Que o futebol do Brasil foi mais envolvente, mais empolgante do que o da Argentina, isso não há dúvidas. Mas, o resultado em seu final foi tão igual quanto o do time de Batista. Ou pior, pois não houve eficiência, tampouco finalizações como eram esperadas. O chute de Pato ao fim do primeiro tempo, no travessão, foi a melhor oportunidade da partida. Uma lástima. No segundo tempo ainda foi pior, quando mostrou-se afobada e sem padrão. Mano Menezes chegou a armar um time que nunca havia treinado.
Os venezuelanos por sua vez, tiveram os seus méritos. Marcaram, de forma afobada é verdade, mas não permitia as chegadas dos brasileiros. Quando abriam uma brecha, o goleiro Vega salvava. Contudo, deixou de aproveitar os contragolpes, graças a falta de velocidade no meio campo e dos atacantes. No segundo tempo começaram a gostaram do jogo, mas sem levar perigo a meta de Julio César.

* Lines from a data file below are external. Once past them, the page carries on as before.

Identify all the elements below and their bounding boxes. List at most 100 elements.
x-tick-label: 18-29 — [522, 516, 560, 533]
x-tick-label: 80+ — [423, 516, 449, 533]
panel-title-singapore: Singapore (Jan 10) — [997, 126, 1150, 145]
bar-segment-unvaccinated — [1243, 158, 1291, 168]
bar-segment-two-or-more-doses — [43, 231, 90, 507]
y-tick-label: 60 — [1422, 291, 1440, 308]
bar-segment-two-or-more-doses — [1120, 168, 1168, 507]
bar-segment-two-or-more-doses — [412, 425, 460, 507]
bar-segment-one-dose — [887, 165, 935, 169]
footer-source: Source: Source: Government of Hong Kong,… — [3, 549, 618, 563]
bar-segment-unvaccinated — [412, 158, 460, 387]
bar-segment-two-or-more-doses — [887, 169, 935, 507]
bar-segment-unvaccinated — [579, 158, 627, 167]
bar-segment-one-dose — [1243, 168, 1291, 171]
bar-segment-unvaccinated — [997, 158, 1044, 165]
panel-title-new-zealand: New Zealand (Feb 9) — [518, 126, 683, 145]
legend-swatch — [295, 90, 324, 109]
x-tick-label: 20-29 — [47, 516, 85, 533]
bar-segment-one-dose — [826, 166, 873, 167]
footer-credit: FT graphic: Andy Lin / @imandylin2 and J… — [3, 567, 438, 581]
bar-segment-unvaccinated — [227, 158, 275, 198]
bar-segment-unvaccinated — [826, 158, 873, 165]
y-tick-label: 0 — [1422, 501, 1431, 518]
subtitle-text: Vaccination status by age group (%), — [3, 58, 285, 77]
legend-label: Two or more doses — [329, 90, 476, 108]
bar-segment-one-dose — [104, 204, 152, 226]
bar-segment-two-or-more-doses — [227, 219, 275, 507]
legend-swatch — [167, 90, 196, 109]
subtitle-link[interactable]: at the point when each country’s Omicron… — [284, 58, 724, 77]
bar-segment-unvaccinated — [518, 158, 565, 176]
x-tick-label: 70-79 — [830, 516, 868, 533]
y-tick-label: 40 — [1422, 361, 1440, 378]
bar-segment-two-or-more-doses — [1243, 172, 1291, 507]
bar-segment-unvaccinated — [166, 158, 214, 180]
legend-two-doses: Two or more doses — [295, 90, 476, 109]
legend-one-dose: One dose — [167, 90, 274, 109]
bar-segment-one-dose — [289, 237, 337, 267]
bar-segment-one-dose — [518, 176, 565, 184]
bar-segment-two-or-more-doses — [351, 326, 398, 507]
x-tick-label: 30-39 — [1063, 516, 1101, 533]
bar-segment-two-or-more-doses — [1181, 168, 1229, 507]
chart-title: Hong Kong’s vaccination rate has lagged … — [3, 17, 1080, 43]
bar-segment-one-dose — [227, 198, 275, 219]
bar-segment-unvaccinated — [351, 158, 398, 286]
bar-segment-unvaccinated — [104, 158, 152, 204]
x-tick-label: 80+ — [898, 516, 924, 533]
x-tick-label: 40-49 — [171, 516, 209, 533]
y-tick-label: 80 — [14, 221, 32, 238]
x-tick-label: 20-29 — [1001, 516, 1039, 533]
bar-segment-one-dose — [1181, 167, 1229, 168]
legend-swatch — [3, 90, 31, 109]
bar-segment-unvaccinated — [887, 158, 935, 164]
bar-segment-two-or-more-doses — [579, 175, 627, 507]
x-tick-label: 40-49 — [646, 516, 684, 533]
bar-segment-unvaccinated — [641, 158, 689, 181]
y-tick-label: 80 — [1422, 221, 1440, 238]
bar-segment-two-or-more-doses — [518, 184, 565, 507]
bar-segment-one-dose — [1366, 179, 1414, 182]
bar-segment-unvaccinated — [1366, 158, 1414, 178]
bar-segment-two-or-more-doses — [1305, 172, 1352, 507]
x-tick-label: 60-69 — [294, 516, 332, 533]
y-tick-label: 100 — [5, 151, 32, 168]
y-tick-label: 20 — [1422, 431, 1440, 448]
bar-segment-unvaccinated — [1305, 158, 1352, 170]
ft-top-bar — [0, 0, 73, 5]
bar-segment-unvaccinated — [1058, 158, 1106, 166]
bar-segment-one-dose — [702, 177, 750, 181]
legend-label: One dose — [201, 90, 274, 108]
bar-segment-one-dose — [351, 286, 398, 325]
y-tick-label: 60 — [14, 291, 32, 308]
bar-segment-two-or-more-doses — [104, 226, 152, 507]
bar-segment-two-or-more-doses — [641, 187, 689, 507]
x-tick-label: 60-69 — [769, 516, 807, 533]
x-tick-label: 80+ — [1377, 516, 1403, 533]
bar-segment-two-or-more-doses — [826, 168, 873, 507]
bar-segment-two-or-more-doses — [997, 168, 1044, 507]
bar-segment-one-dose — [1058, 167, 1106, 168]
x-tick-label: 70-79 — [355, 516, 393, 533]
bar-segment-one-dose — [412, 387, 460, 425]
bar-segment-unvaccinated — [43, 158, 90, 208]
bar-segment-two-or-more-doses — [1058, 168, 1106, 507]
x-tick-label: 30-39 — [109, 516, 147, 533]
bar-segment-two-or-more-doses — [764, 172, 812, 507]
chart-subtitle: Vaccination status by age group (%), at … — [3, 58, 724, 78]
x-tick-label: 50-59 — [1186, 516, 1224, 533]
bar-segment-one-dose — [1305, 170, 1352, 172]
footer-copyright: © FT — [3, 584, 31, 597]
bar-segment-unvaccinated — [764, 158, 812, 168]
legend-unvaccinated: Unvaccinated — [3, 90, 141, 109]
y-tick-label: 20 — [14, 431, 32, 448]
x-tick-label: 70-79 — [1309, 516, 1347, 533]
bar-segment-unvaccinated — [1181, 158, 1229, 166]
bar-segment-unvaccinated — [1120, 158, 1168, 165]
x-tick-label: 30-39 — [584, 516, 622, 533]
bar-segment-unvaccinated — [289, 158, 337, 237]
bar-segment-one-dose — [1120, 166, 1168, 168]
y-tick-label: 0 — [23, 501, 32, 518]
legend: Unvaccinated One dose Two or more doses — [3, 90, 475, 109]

A partida num todo foi gelada. Pouca vontade, muitas firulas e pouco futebol A única coisa que esquentou o jogo foi um cachorro que entrou em campo na metade do primeiro tempo e uma briga generalizada na porta do vestiário, quando o técnico da Venezuela, Cesar Farias, tentou intimidar Neymar e os jogadores brasileiros, assim como técnico Mano Menezes partiram pra cima do treinador.
Assim, tanto Brasil quanto a Argentina tem muito para melhorar, principalmente se querem chegar a final da competição. Estréia sempre é complicado, é verdade, mas tais pontos podem fazer falta e um cruzamento que estava previsto para a final, pode muito bem acontecer antes.